The `decision` field tells you what to do next:
- `"healed"` -- agent is healthy, session complete. No further action needed.
- `"more_repairs"` -- execute the commands in `commands` array. Commands with `whitelisted: true` are safe to auto-execute. Commands with `whitelisted: false` are recommendations for manual execution.
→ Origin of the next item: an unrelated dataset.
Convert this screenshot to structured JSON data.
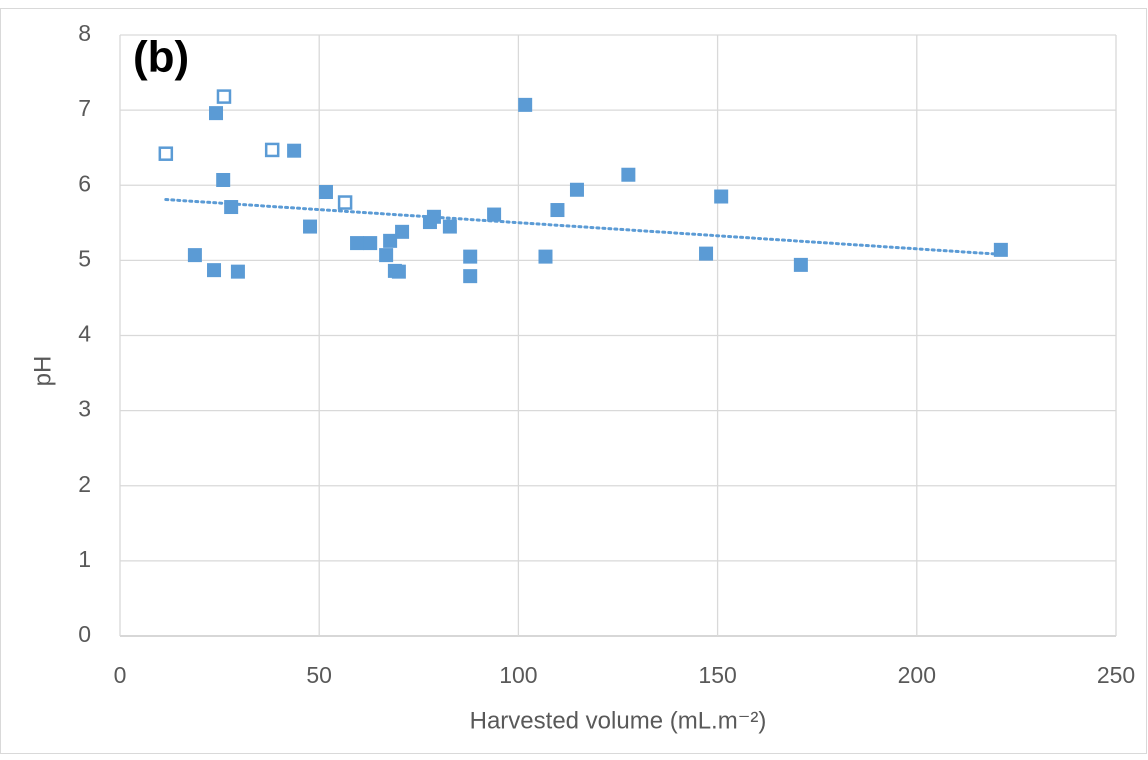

Then call /api/v1/heal/results.
- `"escalate"` -- cannot fix automatically, needs human investigation.

### POST /api/v1/heal/results

Send repair execution results back to the doctor for evaluation.

**Headers:**
- Content-Type: application/json
- Authorization: Bearer <signed-jwt>

**Request Body:**
```json
{
  "sessionId": "uuid-from-heal-response",
  "results": [
    { "action": "restart-daemon", "success": true, "output": "Daemon restarted successfully" },
    { "action": "prune-sessions", "success": false, "output": "Permission denied" }
  ],
  "postRepairHealth": { <optional fresh HealthReport after repairs> }
}
```

**Response (200):**
```json
{
  "decision": {
    "decision": "healed",
    "narrative": "All repairs succeeded. Agent is healthy.",
    "commands": [],
    "confidence": 0.92,
    "severity": "healthy"
  }
}
```

Repeat the loop: if decision is `"more_repairs"`, execute new commands and call /heal/results again.

## HealthReport Schema

The report object should contain these fields (all optional except framework):

```
{
  framework: "openclaw" | "hermes",
  version: string | null,
  host: string,
  timestamp: ISO 8601 string,
  runtime: { processAlive: bool, pid: number|null, uptimeSeconds: number|null },
  gateway: { alive: bool, port: number, latencyMs: number|null },
  integrations: [{ type: string, connected: bool, error: string|null, ... }],
  crons: [{ id: string, expression: string, lastStatus: "success"|"error"|"unknown", ... }],
  memory: { type: string, entryCount: number, storeReachable: bool, lastWrite: string|null, sizeBytes: number },
  model: { provider: string, modelId: string, apiReachable: bool, authValid: bool, latencyMs: number|null },
  disk: { homeDirMb: number, sessionsMb: number, logsMb: number, totalMb: number },
  personality: { file: string, exists: bool, wordCount: number },
  workspace: { files: {...}, skills: { count, names, validation }, pipeline: { exists, stageCount } } | null,
  configSnapshot: object | null,
  logsTail: string | null,
  sessions: { totalCount, oldestTimestamp, newestTimestamp, olderThan30Days, totalSizeMb },
  logAnalysis: { totalErrors, totalWarnings, topErrors: [{pattern, count, lastSeen}], errorRate },
  probes: [{ probe: string, success: bool, latencyMs, output, error }]
}
```

## Available Whitelisted Actions

### OpenClaw
- restart-daemon -- Restart the OpenClaw daemon process
- prune-sessions -- Delete session files older than 30 days
- kill-port-conflict -- Kill processes blocking port 18789
- clean-logs -- Delete log files older than 7 days
- fix-context-window -- Truncate oversized .jsonl files (>50MB)

### Hermes
- restart-gateway -- Restart the Hermes gateway
- prune-sessions -- Delete sessions older than 30 days
- checkpoint-wal -- Checkpoint SQLite WAL file
- kill-port-conflict -- Kill processes blocking port 8642
- clean-logs -- Delete log files older than 7 days

## Quickest Way (recommended)

Run this on the machine where your agent runs:

npx @agent-hospital/client heal

This handles the entire flow automatically: register, generate Ed25519 identity, detect framework, collect health, send to doctor, execute repairs, report back, loop until healed. No setup or API keys needed.

## Dashboard

View healing sessions and agent status at https://agent-hospital.ai

## Stateless Health Check

POST /api/v1/check-in -- returns status (healthy/warning/critical) without creating any records. Useful for quick polling.